I think more recently most of the C-Suite have got the idea that somehow the business needs to be customer led, customer informed. What they haven’t joined the dots up is to realise that that means marketing and marketers.
So actually the thing that would make the biggest difference is the marketers just spending an away day, if there’s a few of them, depends how big their team is, and think about a marketing plan to sell marketing and its capability in their own organisation. And they’re all going to be at different starting points.
And the question that I would ask and I would always ask a senior manager, a C-Suite manager is, “Who owns revenue in this business?” Because the most common answer you would get from that… Because nearly everyone else is on the cost side, the product managers and the ops people, are all spending. They’ve all got budgets. They’ve got cost centres but are not about revenue really. And if you’re lucky, you’ll get them telling you it’s sales.
And you go, “Okay, so your sales guys might be responsible for revenue in the short term,” in the next quarter or however long their sales cycle is.
But who’s worried about where the revenue is going to come from in three years time, in four years time? Who’s keeping up with the customers and who’s understanding where the market’s going, where the new competition’s coming from?”
And very often it’s a black hole, to be honest. There’s nobody doing it in real terms.

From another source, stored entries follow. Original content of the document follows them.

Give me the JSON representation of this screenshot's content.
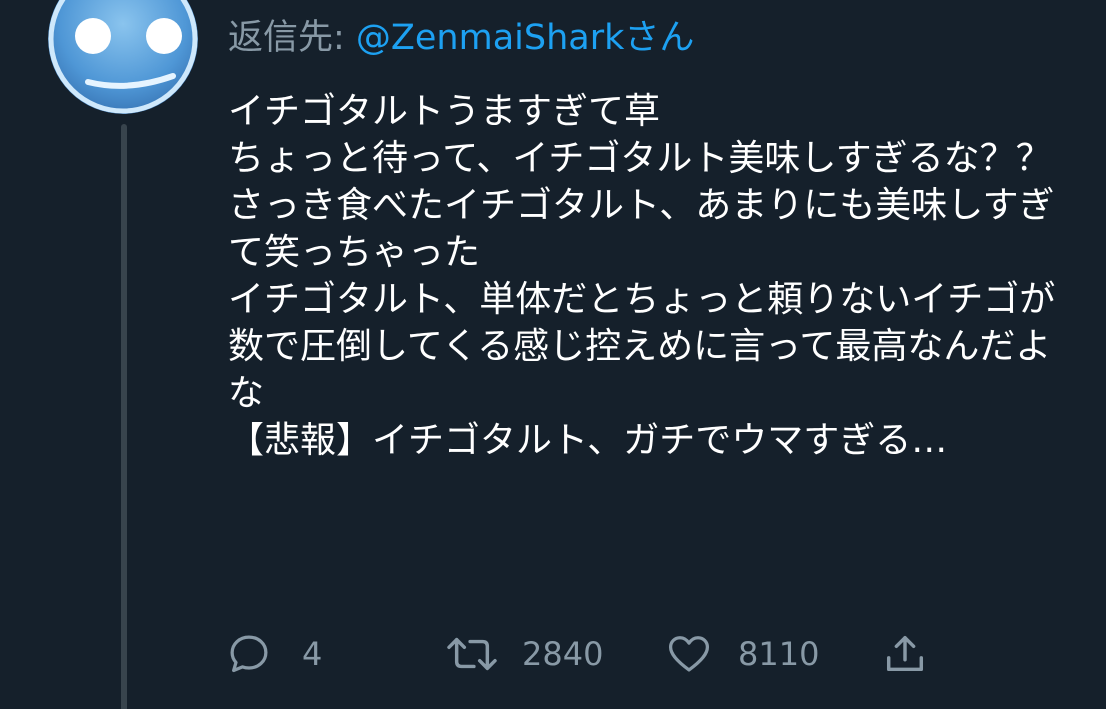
{
  "reply": {
    "prefix": "返信先: ",
    "handle": "@ZenmaiShark",
    "suffix": "さん"
  },
  "tweet": {
    "text": "イチゴタルトうますぎて草\nちょっと待って、イチゴタルト美味しすぎるな？？\nさっき食べたイチゴタルト、あまりにも美味しすぎて笑っちゃった\nイチゴタルト、単体だとちょっと頼りないイチゴが数で圧倒してくる感じ控えめに言って最高なんだよな\n【悲報】イチゴタルト、ガチでウマすぎる…"
  },
  "actions": {
    "reply_count": "4",
    "retweet_count": "2840",
    "like_count": "8110"
  },
  "colors": {
    "background": "#15202b",
    "secondary_text": "#8899a6",
    "link": "#1da1f2",
    "thread_line": "#38444d"
  },
  "icons": {
    "reply": "speech-bubble-icon",
    "retweet": "retweet-arrows-icon",
    "like": "heart-outline-icon",
    "share": "share-upload-icon"
  }
}
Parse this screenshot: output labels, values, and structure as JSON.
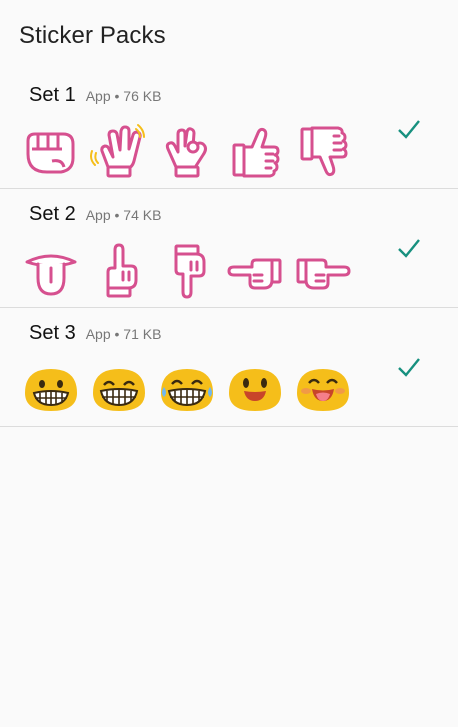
{
  "header": {
    "title": "Sticker Packs"
  },
  "colors": {
    "hand_stroke": "#d6508f",
    "emoji_fill": "#f5be1a",
    "check": "#17907f"
  },
  "packs": [
    {
      "name": "Set 1",
      "meta": "App • 76 KB",
      "installed": true,
      "stickers": [
        "fist-icon",
        "waving-hand-icon",
        "ok-hand-icon",
        "thumbs-up-icon",
        "thumbs-down-icon"
      ]
    },
    {
      "name": "Set 2",
      "meta": "App • 74 KB",
      "installed": true,
      "stickers": [
        "tongue-out-icon",
        "pointing-up-icon",
        "pointing-down-icon",
        "pointing-left-icon",
        "pointing-right-icon"
      ]
    },
    {
      "name": "Set 3",
      "meta": "App • 71 KB",
      "installed": true,
      "stickers": [
        "grinning-face-icon",
        "grinning-squinting-face-icon",
        "laughing-tears-face-icon",
        "smiling-face-icon",
        "winking-tongue-face-icon"
      ]
    }
  ]
}
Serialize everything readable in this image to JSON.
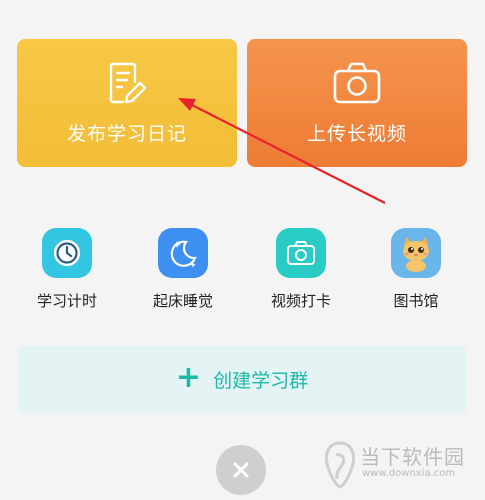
{
  "cards": {
    "diary_label": "发布学习日记",
    "video_label": "上传长视频"
  },
  "tools": [
    {
      "label": "学习计时",
      "icon": "clock-icon"
    },
    {
      "label": "起床睡觉",
      "icon": "moon-stars-icon"
    },
    {
      "label": "视频打卡",
      "icon": "camera-icon"
    },
    {
      "label": "图书馆",
      "icon": "cat-mascot-icon"
    }
  ],
  "group_button": {
    "label": "创建学习群",
    "icon": "plus-icon"
  },
  "close_button": {
    "icon": "close-icon"
  },
  "watermark": {
    "text": "当下软件园",
    "url": "www.downxia.com"
  },
  "colors": {
    "diary_card": "#f5c23e",
    "video_card": "#f08840",
    "accent_teal": "#1bb9a9",
    "annotation_arrow": "#e8232a"
  }
}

I think especially at the minute, I saw a post on LinkedIn yesterday that was trying to suggest that 12 and 18 month marketing plans have been thrown out the window at the minute and most companies are looking a lot more short term at the moment.
Yeah, I’m sure.
But you’re right, to have a longer term view, it affects product development, service design, innovation, everything, doesn’t it?
A whole lot.
You’re not producing things for further down the line, knowing how long some things take, particularly in manufacturing, engineering, and things like that. And that’s not driven by insights from the market. Then yes, you’re going to probably really struggle when you get to that point in the future, aren’t you?